There's a fog that's settled over our industry that's obscured our vision to the point where some can't even see their image in a mirror. This is a fog that says advertising is a technology industry.
I saw a parallel to this miasma in "The New York Times" this morning in an op-ed by Nicholas Kristoff. http://www.nytimes.com/2011/06/23/opinion/23kristof.html?hp
Kristoff starts his column this way: "What if nutritionists came up with a miracle cure for childhood malnutrition? A protein-rich substance that doesn’t require refrigeration? One that is free and is available even in remote towns like this one in Niger where babies routinely die of hunger-related causes?
"Impossible, you say? Actually, this miracle cure already exists. It’s breast milk.
"When we think of global poverty, we sometimes assume that the challenges are so vast that any solutions must be extraordinarily complex and expensive. Well, some are.
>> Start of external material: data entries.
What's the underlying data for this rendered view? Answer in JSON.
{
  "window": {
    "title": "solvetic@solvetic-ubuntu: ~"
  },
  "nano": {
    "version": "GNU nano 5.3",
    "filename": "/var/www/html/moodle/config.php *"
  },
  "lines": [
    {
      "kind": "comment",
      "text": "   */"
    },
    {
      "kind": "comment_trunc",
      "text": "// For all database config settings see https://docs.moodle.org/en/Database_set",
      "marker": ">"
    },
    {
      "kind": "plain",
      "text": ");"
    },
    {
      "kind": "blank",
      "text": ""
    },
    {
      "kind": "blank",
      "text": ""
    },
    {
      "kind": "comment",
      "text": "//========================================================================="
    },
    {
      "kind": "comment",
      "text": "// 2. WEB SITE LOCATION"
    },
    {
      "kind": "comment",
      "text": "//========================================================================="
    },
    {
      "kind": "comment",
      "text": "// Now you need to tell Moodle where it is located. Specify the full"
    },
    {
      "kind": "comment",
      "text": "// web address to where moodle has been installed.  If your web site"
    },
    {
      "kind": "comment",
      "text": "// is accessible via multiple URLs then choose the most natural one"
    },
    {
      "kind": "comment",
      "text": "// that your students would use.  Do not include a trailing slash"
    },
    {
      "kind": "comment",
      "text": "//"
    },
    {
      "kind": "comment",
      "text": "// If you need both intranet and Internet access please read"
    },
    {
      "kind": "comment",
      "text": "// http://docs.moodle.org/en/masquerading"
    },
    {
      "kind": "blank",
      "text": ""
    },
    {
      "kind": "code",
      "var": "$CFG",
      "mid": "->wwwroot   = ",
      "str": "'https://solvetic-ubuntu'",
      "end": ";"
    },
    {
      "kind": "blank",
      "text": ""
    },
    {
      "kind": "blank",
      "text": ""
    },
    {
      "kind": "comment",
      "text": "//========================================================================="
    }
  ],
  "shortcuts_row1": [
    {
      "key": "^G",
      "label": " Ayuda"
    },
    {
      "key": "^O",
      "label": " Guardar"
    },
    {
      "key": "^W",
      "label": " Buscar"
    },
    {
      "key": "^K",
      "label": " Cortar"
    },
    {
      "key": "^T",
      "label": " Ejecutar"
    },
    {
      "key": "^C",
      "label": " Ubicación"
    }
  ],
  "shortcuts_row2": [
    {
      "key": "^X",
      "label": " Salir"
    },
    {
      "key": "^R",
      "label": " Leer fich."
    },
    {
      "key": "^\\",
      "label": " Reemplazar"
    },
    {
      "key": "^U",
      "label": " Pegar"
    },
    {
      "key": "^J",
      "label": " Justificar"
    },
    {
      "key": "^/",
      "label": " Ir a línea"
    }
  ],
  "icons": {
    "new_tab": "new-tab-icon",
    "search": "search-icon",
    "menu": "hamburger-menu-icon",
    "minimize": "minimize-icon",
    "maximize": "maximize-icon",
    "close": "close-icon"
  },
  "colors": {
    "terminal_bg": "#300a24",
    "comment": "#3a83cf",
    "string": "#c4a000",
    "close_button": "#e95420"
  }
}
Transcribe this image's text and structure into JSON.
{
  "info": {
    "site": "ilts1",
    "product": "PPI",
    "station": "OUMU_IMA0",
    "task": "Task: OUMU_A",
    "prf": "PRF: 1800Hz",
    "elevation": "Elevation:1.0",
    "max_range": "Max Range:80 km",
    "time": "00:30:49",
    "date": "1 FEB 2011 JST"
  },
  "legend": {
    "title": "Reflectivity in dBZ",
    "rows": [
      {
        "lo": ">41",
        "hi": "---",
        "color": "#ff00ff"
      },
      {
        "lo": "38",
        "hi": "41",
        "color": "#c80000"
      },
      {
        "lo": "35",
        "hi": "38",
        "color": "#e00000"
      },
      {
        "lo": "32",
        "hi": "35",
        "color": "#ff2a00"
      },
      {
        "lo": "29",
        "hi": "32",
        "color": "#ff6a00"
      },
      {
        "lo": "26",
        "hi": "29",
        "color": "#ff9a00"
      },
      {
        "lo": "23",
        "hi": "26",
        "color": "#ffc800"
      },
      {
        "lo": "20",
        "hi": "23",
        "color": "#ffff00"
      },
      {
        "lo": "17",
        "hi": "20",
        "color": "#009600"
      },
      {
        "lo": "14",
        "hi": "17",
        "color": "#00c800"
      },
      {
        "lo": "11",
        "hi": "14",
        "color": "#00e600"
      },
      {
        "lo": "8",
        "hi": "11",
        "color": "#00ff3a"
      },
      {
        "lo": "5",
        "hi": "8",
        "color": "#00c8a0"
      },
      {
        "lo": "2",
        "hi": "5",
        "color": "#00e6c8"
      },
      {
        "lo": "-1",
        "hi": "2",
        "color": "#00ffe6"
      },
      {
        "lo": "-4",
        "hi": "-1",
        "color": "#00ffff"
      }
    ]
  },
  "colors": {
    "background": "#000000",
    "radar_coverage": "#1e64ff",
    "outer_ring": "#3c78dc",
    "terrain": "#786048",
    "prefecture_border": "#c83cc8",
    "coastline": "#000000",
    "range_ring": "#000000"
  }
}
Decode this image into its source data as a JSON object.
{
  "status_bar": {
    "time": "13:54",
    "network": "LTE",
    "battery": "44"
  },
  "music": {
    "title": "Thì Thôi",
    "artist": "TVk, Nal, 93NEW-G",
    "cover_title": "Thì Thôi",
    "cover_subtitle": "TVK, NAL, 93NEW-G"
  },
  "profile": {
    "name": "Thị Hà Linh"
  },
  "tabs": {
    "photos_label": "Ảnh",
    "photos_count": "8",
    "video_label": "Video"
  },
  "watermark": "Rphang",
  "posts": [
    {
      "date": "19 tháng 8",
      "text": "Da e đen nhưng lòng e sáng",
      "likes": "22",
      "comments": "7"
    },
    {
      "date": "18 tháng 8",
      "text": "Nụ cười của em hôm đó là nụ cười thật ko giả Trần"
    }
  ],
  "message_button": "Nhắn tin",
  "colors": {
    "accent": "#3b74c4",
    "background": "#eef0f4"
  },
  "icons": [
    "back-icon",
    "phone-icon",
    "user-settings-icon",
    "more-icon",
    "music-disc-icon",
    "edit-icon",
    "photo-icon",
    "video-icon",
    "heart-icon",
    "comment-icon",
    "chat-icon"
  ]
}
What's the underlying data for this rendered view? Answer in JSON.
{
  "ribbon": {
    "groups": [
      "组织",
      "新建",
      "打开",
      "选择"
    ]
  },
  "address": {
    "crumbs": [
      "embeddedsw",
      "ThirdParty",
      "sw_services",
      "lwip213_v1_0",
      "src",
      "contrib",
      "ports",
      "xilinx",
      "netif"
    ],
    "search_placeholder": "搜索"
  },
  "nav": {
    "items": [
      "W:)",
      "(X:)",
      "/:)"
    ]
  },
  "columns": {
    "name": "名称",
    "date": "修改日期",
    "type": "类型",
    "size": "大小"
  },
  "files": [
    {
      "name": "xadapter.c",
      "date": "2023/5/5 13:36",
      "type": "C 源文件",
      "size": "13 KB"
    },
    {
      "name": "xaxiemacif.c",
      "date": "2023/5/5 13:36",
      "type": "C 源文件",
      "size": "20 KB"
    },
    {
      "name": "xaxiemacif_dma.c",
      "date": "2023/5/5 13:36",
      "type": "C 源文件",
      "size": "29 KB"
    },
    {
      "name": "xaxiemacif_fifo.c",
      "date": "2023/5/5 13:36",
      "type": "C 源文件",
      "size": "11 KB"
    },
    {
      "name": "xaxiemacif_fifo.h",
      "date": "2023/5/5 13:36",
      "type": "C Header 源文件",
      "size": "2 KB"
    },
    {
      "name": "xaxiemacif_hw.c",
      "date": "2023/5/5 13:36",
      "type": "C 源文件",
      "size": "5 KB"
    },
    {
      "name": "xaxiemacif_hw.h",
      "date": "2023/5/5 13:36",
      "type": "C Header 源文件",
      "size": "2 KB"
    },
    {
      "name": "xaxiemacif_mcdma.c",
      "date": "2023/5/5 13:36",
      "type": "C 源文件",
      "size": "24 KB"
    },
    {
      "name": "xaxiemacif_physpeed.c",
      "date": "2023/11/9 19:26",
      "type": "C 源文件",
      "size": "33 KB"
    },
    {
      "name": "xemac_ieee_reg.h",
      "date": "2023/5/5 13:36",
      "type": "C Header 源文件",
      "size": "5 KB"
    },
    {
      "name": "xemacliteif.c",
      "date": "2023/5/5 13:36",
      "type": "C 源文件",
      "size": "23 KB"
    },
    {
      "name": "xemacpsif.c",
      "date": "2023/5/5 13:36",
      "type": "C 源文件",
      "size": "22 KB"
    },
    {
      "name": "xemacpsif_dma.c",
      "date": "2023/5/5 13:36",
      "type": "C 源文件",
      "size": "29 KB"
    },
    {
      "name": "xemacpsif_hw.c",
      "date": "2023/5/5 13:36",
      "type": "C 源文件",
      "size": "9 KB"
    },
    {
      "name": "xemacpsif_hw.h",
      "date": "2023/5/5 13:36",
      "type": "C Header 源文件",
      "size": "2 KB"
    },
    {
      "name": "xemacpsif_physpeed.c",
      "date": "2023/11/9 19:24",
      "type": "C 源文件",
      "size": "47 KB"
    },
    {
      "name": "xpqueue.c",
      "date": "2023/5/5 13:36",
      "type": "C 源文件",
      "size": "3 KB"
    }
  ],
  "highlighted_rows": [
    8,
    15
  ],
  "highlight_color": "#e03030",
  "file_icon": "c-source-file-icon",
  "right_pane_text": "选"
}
But almost nothing would do as much to fight starvation around the world as the ultimate low-tech solution: exclusive breast-feeding for the first six months of life. That’s the strong recommendation of the World Health Organization."
The problem with advertising today isn't our lack of technology or our inability to reach consumers because of their technology.
The problem with advertising today is that most work is dumb, pedantic and boring.
Technology can't solve dumb, pedantic and boring.
Better stories can.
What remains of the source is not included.